Há um tom meio jocoso e irônico no modo como Lee descreve toda a idolatria que rodeia esse personagem que, desde seu nome bíblico, parece convidar a sociedade a seu redor a paparicá-lo. Ao invés de focar sua atenção sobre os afroamericanos que vivem em situações de miséria e vulnerabilidade social, o filme dá sua atenção àquilo que poderíamos chamar de negros do privilégio, aqueles que se alçam aos píncaros da fama por se destacarem nos esportes ou na música pop.

Apesar dos momentos de alívio cômico, o filme de Lee é altamente dramático e revela toda a maestria dramatúrgica deste grande cineasta.

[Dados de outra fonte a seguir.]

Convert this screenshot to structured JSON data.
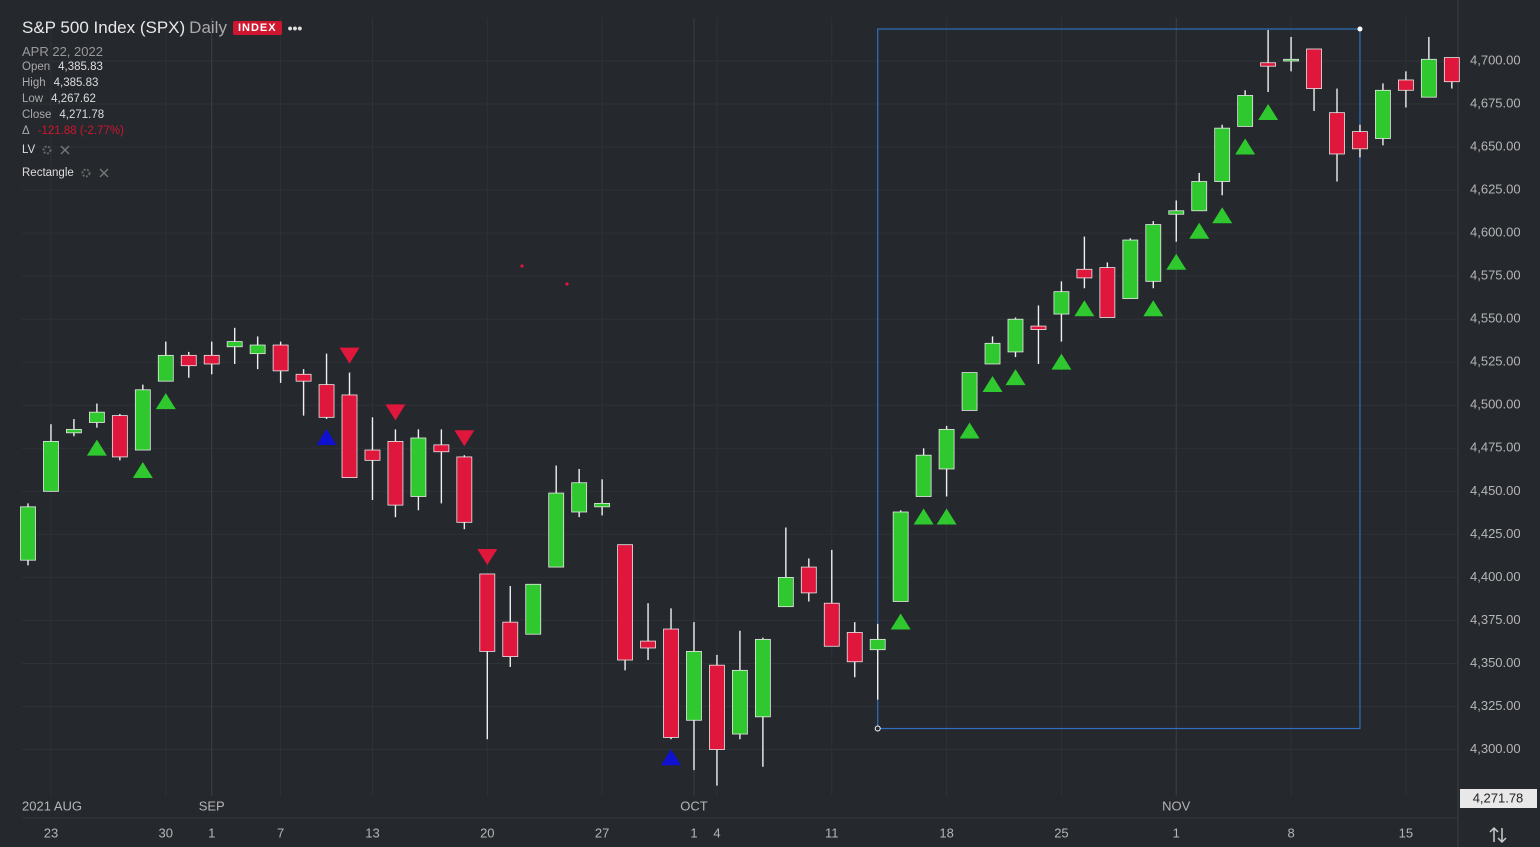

Em muitos aspectos, He Got Game explora uma trama de ressonâncias míticas (e psicanalíticas) no Complexo de Édipo: assim como Vinícius de Moraes realizou uma peça de teatro que transpunha o mito de Orfeu para o Rio de Janeiro em época de Carnaval (obra filmada por Marcel Camus: Orfeu Negro), poderíamos dizer que Spike Lee realizou uma espécie de Édipo Afro, transpondo para Coney Island, New York, um enredo que coloca um filho (Jesus) diante do dilema afetivo-cognitivo de lidar com seu pai (Jake) após este ter assassinado sua mãe e encarcerado por isso.

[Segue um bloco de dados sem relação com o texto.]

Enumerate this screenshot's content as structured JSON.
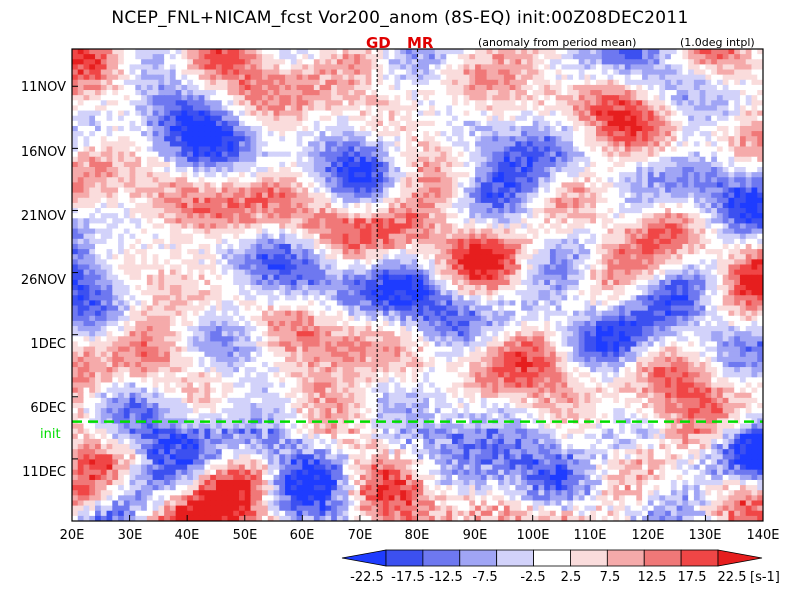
{
  "chart_data": {
    "type": "heatmap",
    "title": "NCEP_FNL+NICAM_fcst Vor200_anom (8S-EQ) init:00Z08DEC2011",
    "subtitle": "(anomaly from period mean)",
    "note_right": "(1.0deg intpl)",
    "x_axis": {
      "range_deg_east": [
        20,
        140
      ],
      "tick_values": [
        20,
        30,
        40,
        50,
        60,
        70,
        80,
        90,
        100,
        110,
        120,
        130,
        140
      ],
      "tick_labels": [
        "20E",
        "30E",
        "40E",
        "50E",
        "60E",
        "70E",
        "80E",
        "90E",
        "100E",
        "110E",
        "120E",
        "130E",
        "140E"
      ]
    },
    "y_axis": {
      "orientation": "time increases downward",
      "range_day_of_period": [
        0,
        38
      ],
      "tick_days": [
        3,
        8,
        13,
        18,
        23,
        28,
        33
      ],
      "tick_labels": [
        "11NOV",
        "16NOV",
        "21NOV",
        "26NOV",
        "1DEC",
        "6DEC",
        "11DEC"
      ]
    },
    "init_line": {
      "label": "init",
      "day_of_period": 30,
      "color": "#00dd00"
    },
    "markers": [
      {
        "label": "GD",
        "lon_deg_east": 73
      },
      {
        "label": "MR",
        "lon_deg_east": 80
      }
    ],
    "colorbar": {
      "levels": [
        -22.5,
        -17.5,
        -12.5,
        -7.5,
        -2.5,
        2.5,
        7.5,
        12.5,
        17.5,
        22.5
      ],
      "level_labels": [
        "-22.5",
        "-17.5",
        "-12.5",
        "-7.5",
        "-2.5",
        "2.5",
        "7.5",
        "12.5",
        "17.5",
        "22.5"
      ],
      "colors": [
        "#1e3cff",
        "#3c50f0",
        "#6e78f0",
        "#a0a5f5",
        "#d2d2fa",
        "#ffffff",
        "#fadcdc",
        "#f5aaaa",
        "#f07878",
        "#f04646",
        "#e61e1e"
      ],
      "units": "[s-1]"
    }
  }
}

A película de Spike Lee turbina essa dramaticidade e essa relação tensa e intricada com as música de Aaron Copland e Public Enemy. Para além do espetáculo fílmico lindo que nos oferta, há também uma alquimia sônica que faz desta soundtrack uma obra-prima à parte:


Versão 2 – Com cenas da NBA


Ouça mais Aaron Copland: Billy The Kid Suite

O protagonista da trama, Jesus Shuttlesworth, exatamente como Ray Allen foi em sua vida real antes de encarnar Jesus na telona, está no epicentro de uma “caçada” capitalista por um jogador fora-de-série. Spike Lee não economiza no sarcasmo quando descreve Jesus como uma sensação midiática, em disputa como se fosse uma mercadoria que valesse mais que uma tonelada de ouro.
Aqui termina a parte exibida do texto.